The lawsuit carries direct implications beyond the United States. In January 2026, Pakistan's government signed a memorandum of understanding with SC Financial Technologies LLC, a WLFI affiliate, to pilot USD1 for cross-border payments including remittances. Pakistan received more than $30 billion in remittances in FY2025, making that corridor economically critical. The new fraud allegations and undisclosed governance changes are likely to pressure Pakistani regulators and the State Bank of Pakistan to reassess or pause any integration plans. Across Africa, Sun's Tron network already serves as the primary rail for USDT transfers in countries including Nigeria, Kenya, Ghana, and South Africa, where dollar-pegged stablecoins give users access to hard currency outside formal banking channels. The same governance concerns are directly relevant across South and Southeast Asia, where Tron is the dominant stablecoin network in markets including Vietnam, India, Sri Lanka, and Bangladesh. In those countries, capital controls make access to dollar-pegged assets a practical necessity for millions of users, and the revelation that a project can quietly add wallet-freezing capabilities to its code is a pointed warning about the risks of politically affiliated DeFi platforms. An undisclosed 49% stake in WLFI held by Abu Dhabi's Tahnoun bin Zayed Al Nahyan, reported by Stablecoin Insider without public announcement, adds a geopolitical layer that regulators in both regions are likely to examine closely.

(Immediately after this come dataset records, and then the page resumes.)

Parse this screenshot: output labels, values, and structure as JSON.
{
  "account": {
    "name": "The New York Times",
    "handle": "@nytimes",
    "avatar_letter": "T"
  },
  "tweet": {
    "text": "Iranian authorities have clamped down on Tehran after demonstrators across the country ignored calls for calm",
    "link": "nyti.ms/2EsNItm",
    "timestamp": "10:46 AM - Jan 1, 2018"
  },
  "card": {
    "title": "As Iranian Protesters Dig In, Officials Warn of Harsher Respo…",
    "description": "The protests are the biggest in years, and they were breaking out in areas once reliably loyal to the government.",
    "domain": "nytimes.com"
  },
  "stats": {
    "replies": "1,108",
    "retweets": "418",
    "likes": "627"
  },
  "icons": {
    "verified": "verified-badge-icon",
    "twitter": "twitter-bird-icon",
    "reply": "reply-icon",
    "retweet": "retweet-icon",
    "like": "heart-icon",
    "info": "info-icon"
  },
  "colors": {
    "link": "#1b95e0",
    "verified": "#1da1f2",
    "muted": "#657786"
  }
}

A long-running SEC fraud case against Sun and Tron-affiliated entities was resolved in March 2026, with Tron affiliate Rainberry Inc. paying a $10 million civil penalty; all personal charges against Sun were dropped. At least one U.S. congressional oversight request targeting WLFI, a demand from Representative Ro Khanna for full ownership and governance disclosures, remains unresolved. The California case will now test whether a project built on the political credibility of the Trump name can also withstand scrutiny over how it actually governs itself on-chain.